The California Court of Appeal affirmed this finding of the trial court. The appellate court said that:
- Section 1102.5(b) did not protect an employee’s disclosure of unlawful activity directly to the wrongdoing employer
- The term “disclose” required revealing something new or believed to be new to the recipient
- An employee’s report to the supervisor about the supervisor’s wrongdoing did not amount to a “disclosure” or a protected whistleblowing activity because the employer would already know about its own wrongdoing
- In this case, the club’s owner was aware of or responsible for the nonpayment of the complainant’s wages
The Supreme Court of California issued a judgment ruling that section 1102.5(b) protected the complainant’s disclosure. A report of unlawful activities made to an employer or agency was a protected disclosure under section 1102.5(b) even if the recipient already knew about the violation, the court said.
The court agreed with the labor commissioner’s argument that, according to dictionary definitions of the term “disclose,” the information disclosed need not be previously unknown to the recipient. The purpose of section 1102.5(b), its legislative history, and its placement within the statutory scheme that aimed to protect workers supported this broad reading of the word “disclose,” the court held.
The legislature’s 2013 amendments of the law expanded whistleblower/anti-retaliation protections to cover internal disclosures, the court said. This change protected employees and gave employers the opportunity to correct wrongdoing without government involvement, the court added.
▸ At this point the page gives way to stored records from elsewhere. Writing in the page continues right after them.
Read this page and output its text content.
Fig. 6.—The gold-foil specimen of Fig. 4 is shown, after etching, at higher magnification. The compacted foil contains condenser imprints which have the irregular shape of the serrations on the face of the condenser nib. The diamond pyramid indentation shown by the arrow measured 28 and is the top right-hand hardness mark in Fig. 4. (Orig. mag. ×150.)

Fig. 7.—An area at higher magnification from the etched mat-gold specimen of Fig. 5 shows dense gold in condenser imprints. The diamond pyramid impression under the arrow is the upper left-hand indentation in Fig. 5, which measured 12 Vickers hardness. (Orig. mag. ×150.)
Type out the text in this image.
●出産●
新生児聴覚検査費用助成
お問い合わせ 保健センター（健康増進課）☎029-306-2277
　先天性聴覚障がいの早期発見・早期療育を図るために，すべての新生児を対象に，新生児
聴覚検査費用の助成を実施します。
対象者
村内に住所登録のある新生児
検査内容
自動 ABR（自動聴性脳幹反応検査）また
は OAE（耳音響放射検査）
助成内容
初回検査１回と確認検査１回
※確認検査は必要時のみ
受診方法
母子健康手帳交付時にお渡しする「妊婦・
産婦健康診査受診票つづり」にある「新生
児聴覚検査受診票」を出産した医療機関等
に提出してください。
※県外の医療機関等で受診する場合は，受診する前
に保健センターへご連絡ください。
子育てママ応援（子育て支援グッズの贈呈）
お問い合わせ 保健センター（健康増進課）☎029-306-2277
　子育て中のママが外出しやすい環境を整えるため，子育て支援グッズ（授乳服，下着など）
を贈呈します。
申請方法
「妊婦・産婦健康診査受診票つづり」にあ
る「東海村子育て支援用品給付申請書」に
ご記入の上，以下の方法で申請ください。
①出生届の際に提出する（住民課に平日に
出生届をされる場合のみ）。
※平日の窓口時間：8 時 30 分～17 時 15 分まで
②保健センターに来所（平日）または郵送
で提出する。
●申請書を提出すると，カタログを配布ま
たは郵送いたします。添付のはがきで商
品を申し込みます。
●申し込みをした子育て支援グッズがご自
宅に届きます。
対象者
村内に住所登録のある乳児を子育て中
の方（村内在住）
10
The Court of Appeal’s interpretation went against the legislature’s aims and risked limiting internal disclosures, the court said. Its narrow interpretation might discourage employees from reporting wrongdoing to employers who might be aware of the alleged violations out of fear that section 1102.5(b) would not protect them, the court explained.
In the end, California’s Supreme Court returned the case to the appellate court for further proceedings consistent with the Supreme Court’s findings.